Literary idea is generally stated to start with Plato's recognized critique of poetry within the Republic. Grace Ledbetter demanding situations this entrenched assumption through arguing that Plato's previous dialogues Ion, Protagoras, and Apology introduce a distinctively Socratic conception of poetry that responds polemically to standard poets as rival theorists. Ledbetter tracks the assets of this Socratic reaction via introducing separate readings of the poetics implicit within the poetry of Homer, Hesiod, and Pindar. reading those poets' theories from a brand new perspective that uncovers their literary, rhetorical, and political goals, she demonstrates their decisive effect on Socratic wondering poetry.

The Socratic poetics Ledbetter elucidates focuses now not on censorship, yet at the interpretation of poetry as a resource of ethical knowledge. This philosophical method of reading poetry stands at odds with the poets' personal theories--and with the Sophists' therapy of poetry. not like the Republic's specialize in exposing and banishing poetry's irrational and inevitably corrupting impression, Socrates' conception contains poetry as material for philosophical inquiry inside of an tested life.

Reaching again into what has too lengthy been thought of literary theory's prehistory, Ledbetter advances arguments that might redefine how classicists, philosophers, and literary theorists take into consideration Plato's poetics.

City Parks

Urban Parks illuminates the spirit and sweetness of the world's such a lot enjoyed urban parks: a unprecedented visible and poetic trip from London to Brooklyn, Calcutta to Chicago, and Paris to San Francisco, captured in breathtaking pictures and the evocative phrases of celebrated writers and personalities.

Extra info for La Langue et ses monstres

Sample text

What delightful note with rapid unexpected flutesounds leaping from the throat of the astute grown bird, comes back to one from the remote 20 Some Definitions unenergetic sun­ lit air before the brood was here? How harsh the bird's voice has become. A piebald cat observing them, is slowly creeping toward the trim trio on the tree-stem —the three fledglings the mother must protect. The penulti­ mate line of the fourth stanza ("the brood was here? How harsh") contains six syllables rather than seven; the next also has six, instead of four; and the first line of the next stanza is eight rather than nine syllables long.

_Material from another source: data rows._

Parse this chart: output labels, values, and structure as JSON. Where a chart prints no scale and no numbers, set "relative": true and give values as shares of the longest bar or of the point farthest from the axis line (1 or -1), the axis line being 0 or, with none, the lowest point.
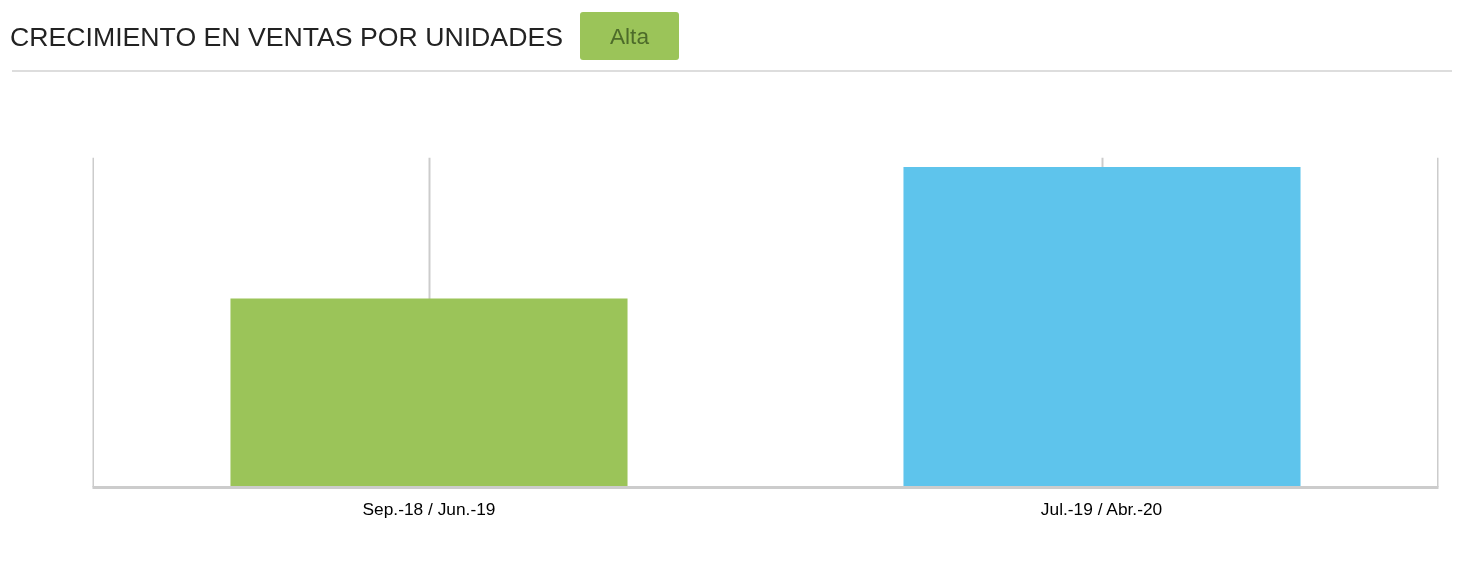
{
  "chart_data": {
    "type": "bar",
    "title": "CRECIMIENTO EN VENTAS POR UNIDADES",
    "subtitle": "Alta",
    "categories": [
      "Sep.-18 / Jun.-19",
      "Jul.-19 / Abr.-20"
    ],
    "values": [
      0.59,
      1
    ],
    "colors": [
      "#9bc459",
      "#5ec4ec"
    ],
    "relative": true,
    "grid": "x"
  }
}
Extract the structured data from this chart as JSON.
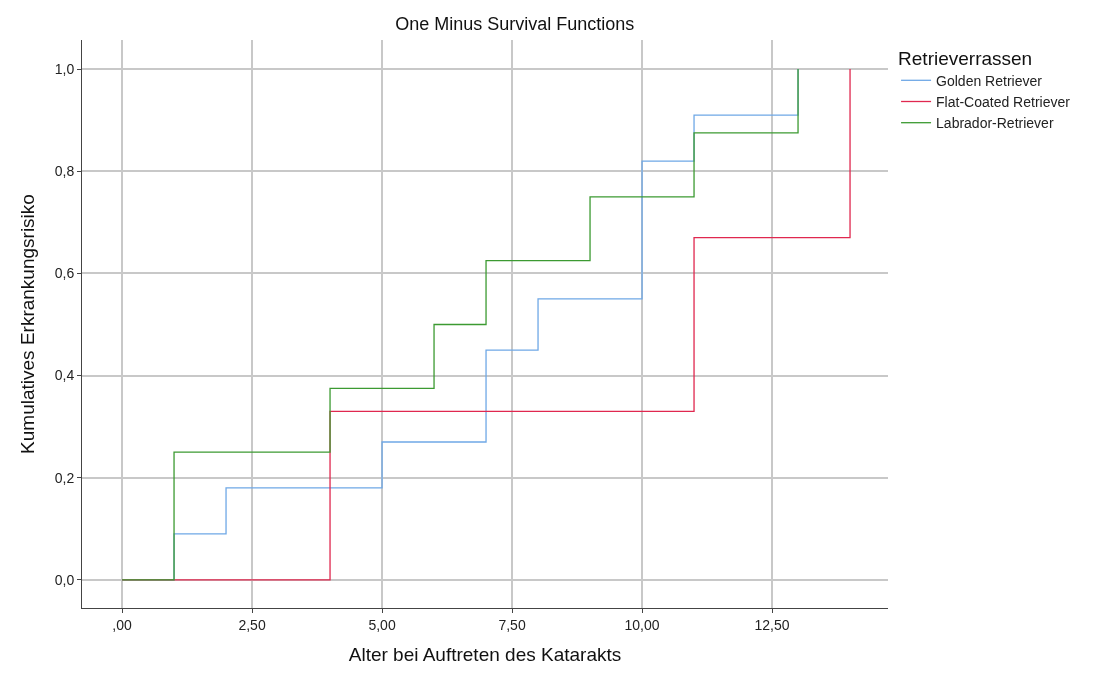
{
  "chart_data": {
    "type": "step",
    "title": "One Minus Survival Functions",
    "xlabel": "Alter bei Auftreten des Katarakts",
    "ylabel": "Kumulatives Erkrankungsrisiko",
    "legend_title": "Retrieverrassen",
    "series": [
      {
        "name": "Golden Retriever",
        "color": "#6fa8e6",
        "x": [
          0,
          1,
          2,
          5,
          7,
          8,
          10,
          11,
          13
        ],
        "values": [
          0,
          0.09,
          0.18,
          0.27,
          0.45,
          0.55,
          0.82,
          0.91,
          1.0
        ]
      },
      {
        "name": "Flat-Coated Retriever",
        "color": "#e0284f",
        "x": [
          0,
          4,
          11,
          14
        ],
        "values": [
          0,
          0.33,
          0.67,
          1.0
        ]
      },
      {
        "name": "Labrador-Retriever",
        "color": "#3c9a32",
        "x": [
          0,
          1,
          4,
          6,
          7,
          9,
          11,
          13
        ],
        "values": [
          0,
          0.25,
          0.375,
          0.5,
          0.625,
          0.75,
          0.875,
          1.0
        ]
      }
    ],
    "xlim": [
      -0.77,
      14.73
    ],
    "ylim": [
      -0.055,
      1.057
    ],
    "xticks": [
      {
        "value": 0,
        "label": ",00"
      },
      {
        "value": 2.5,
        "label": "2,50"
      },
      {
        "value": 5,
        "label": "5,00"
      },
      {
        "value": 7.5,
        "label": "7,50"
      },
      {
        "value": 10,
        "label": "10,00"
      },
      {
        "value": 12.5,
        "label": "12,50"
      }
    ],
    "yticks": [
      {
        "value": 0,
        "label": "0,0"
      },
      {
        "value": 0.2,
        "label": "0,2"
      },
      {
        "value": 0.4,
        "label": "0,4"
      },
      {
        "value": 0.6,
        "label": "0,6"
      },
      {
        "value": 0.8,
        "label": "0,8"
      },
      {
        "value": 1.0,
        "label": "1,0"
      }
    ],
    "grid": true,
    "legend": "top right",
    "marker": "none",
    "line_style": "solid"
  }
}
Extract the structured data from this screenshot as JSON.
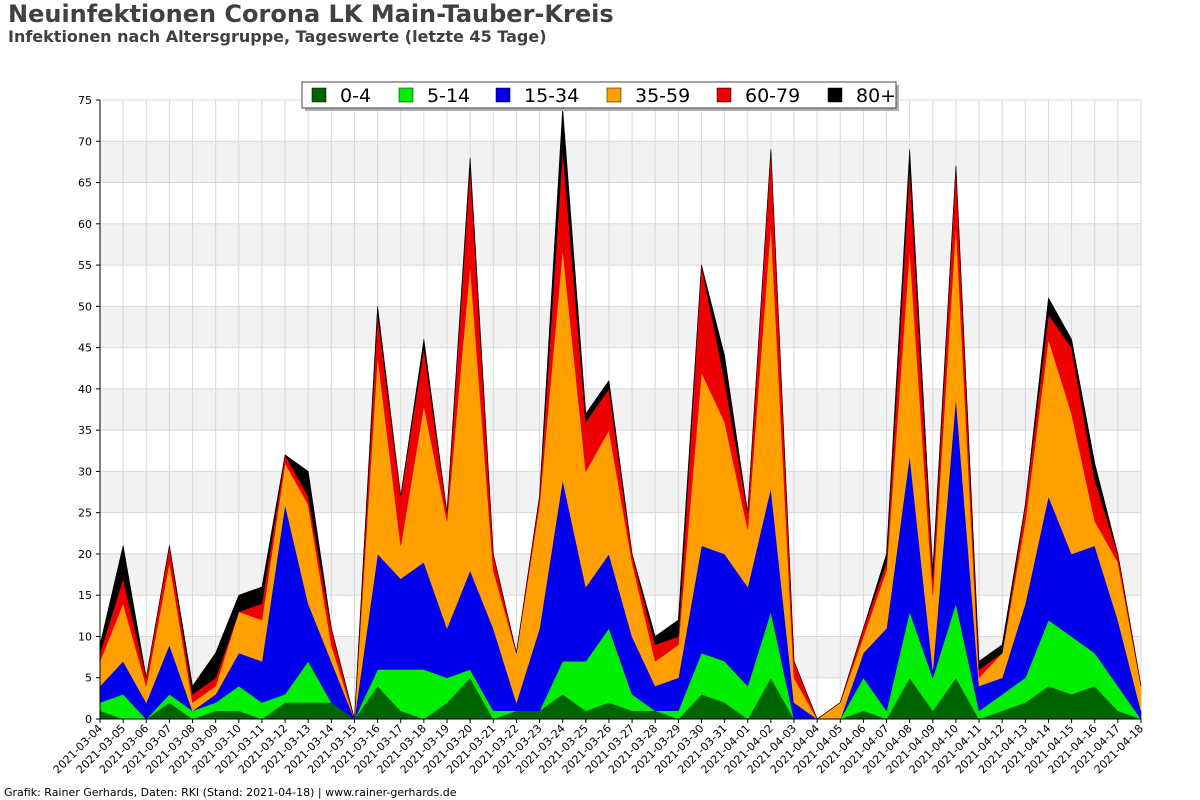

One could scan these lines differently only by indicating the caesura, which is very weak in both and belongs only mar­ ginally to meter anyway (though it is important rhythmi­ cally). Yet Gray has linked the adjacent accents "tolls" and Some Definitions 23 "knell" with consonance for a primarily onomatopoeic effect, while Eliotjoins the separated, balanced accents "think" and "sing" with assonance to suggest a conceptual opposition. ) While Gray coordinates his accents with the important words, five nodes of significance, Eliot diffuses significance among his "ten low words" without much differentiating stress, words carefully chosen for their plain­ ness and their refusal to assume individual emphasis.

These anxieties sprang, as we have seen, from false prem­ ises. " Old confusions rose up to haunt them, and one espe­ cially led them into elaborate error. Mary Hall Leonard exemplified it in saying that Coleridge, Blake and Chatterton, "instead of the regular iambics of the Popian era,. . adopted an irregular iamb-anapestic form of rhythm which laid strong emphasis on the accented syllables, the number of weak sylla­ bles that were swept along with these being considerably var­ ied, and this became known as 'free' or 'accentual' verse" (68, 15).